In this project, I will be implementing an alternative the diffusion-weighted technique named the diffusion kurtosis imaging (DKI) in an open source software project, the Diffusion Imaging in Python (Dipy). DKI overcomes the two major limitations of DTI: It quantifies the non-Gaussian properties of water diffusion in biological tissues by modelling the kurtosis tensor (KT) which can be used to derive important tissue measures as the density of axonal fibers. Relative to the diffusion tensor, KT is also shown to offer a better characterization of the spatial arrangement of tissue microstructure and can be used as a basis for more robust tractography. Particularly, DKI based tractography is sensitive to resolve crossing fibers.

What is done so far

As an update of what I posted previously (see Post #2), I finished the work on DKI’s simulations - procedures that will be useful for testing the codes that I will be implementing during this summer. In particular, as my mentor suggested, I added some automatic debugging scripts using Nose python testing. These scripts are now insuring that the kurtosis tensor is symmetry (as expected) and that simulations are able to currently produce the diffusion tensor and kurtosis tensor in both cases of well aligned and crossing fibers.

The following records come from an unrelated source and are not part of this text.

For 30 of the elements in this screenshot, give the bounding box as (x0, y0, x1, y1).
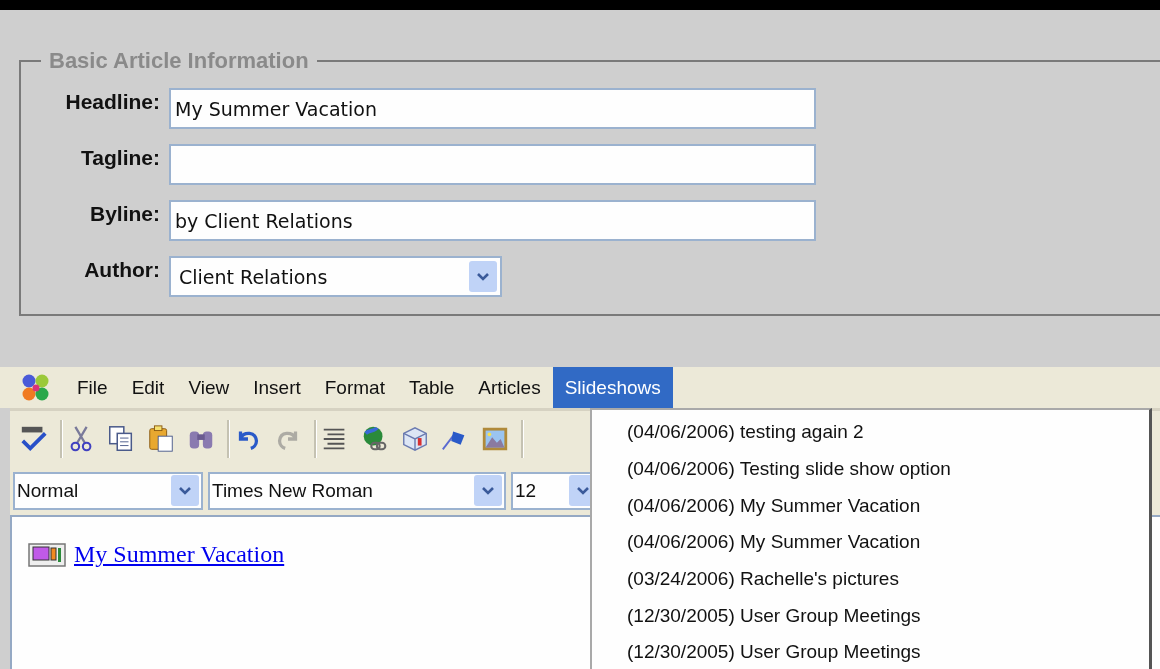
caret-icon (576, 485, 590, 496)
menu-item[interactable]: View (176, 367, 242, 408)
field-label: Author: (83, 257, 161, 282)
field-label: Headline: (64, 89, 161, 114)
menu-item[interactable]: Slideshows (552, 367, 673, 408)
caret-icon (476, 271, 490, 282)
slideshow-icon (28, 542, 66, 567)
paste-icon[interactable] (146, 423, 176, 454)
text-field[interactable]: by Client Relations (169, 200, 816, 241)
menu-item[interactable]: Edit (119, 367, 177, 408)
menu-item[interactable]: (03/24/2006) Rachelle's pictures (592, 560, 1149, 598)
menu-item[interactable]: (12/30/2005) User Group Meetings (592, 634, 1149, 669)
menu-item[interactable]: Articles (466, 367, 553, 408)
menu-item[interactable]: File (65, 367, 120, 408)
field-label: Tagline: (80, 145, 161, 170)
menu-item[interactable]: (04/06/2006) My Summer Vacation (592, 524, 1149, 561)
menu-item[interactable]: Insert (241, 367, 313, 408)
caret-icon (178, 485, 192, 496)
menu-item[interactable]: Table (396, 367, 467, 408)
article-link[interactable]: My Summer Vacation (74, 541, 285, 568)
caret-icon (481, 485, 495, 496)
author-dropdown[interactable]: Client Relations (169, 256, 502, 297)
app-logo-icon (21, 372, 51, 403)
text-field[interactable]: My Summer Vacation (169, 88, 816, 129)
text-field[interactable] (169, 144, 816, 185)
menu-item[interactable]: Format (312, 367, 397, 408)
format-dropdown[interactable]: Times New Roman (208, 471, 506, 510)
format-dropdown[interactable]: Normal (13, 471, 203, 510)
field-label: Byline: (89, 201, 161, 226)
menu-item[interactable]: (12/30/2005) User Group Meetings (592, 597, 1149, 635)
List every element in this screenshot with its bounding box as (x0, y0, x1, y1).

Many thanks to my mentor for teaching me how to work with nose python testing. In particular, the useful tip running the nose tests and knowing which lines the testing scripts are covering by using the following command:

```
1 nosetests -v dipy/sims/tests/test_voxel.py --with-coverage --cover-package=dipy
```

Next steps

After merging the DKI simulations to Dipy’s master brunch, I will start working on the DKI reconstruction modules, based on some preliminary preparation work previously submitted by other dipy contributors. At the end of the week, I intend to finish the first part of the DKI reconstruction modules - the KT estimation from diffusion-weighted signals. For this I will implement the standard ordinary linear least-squares (OLS) solution of DKI.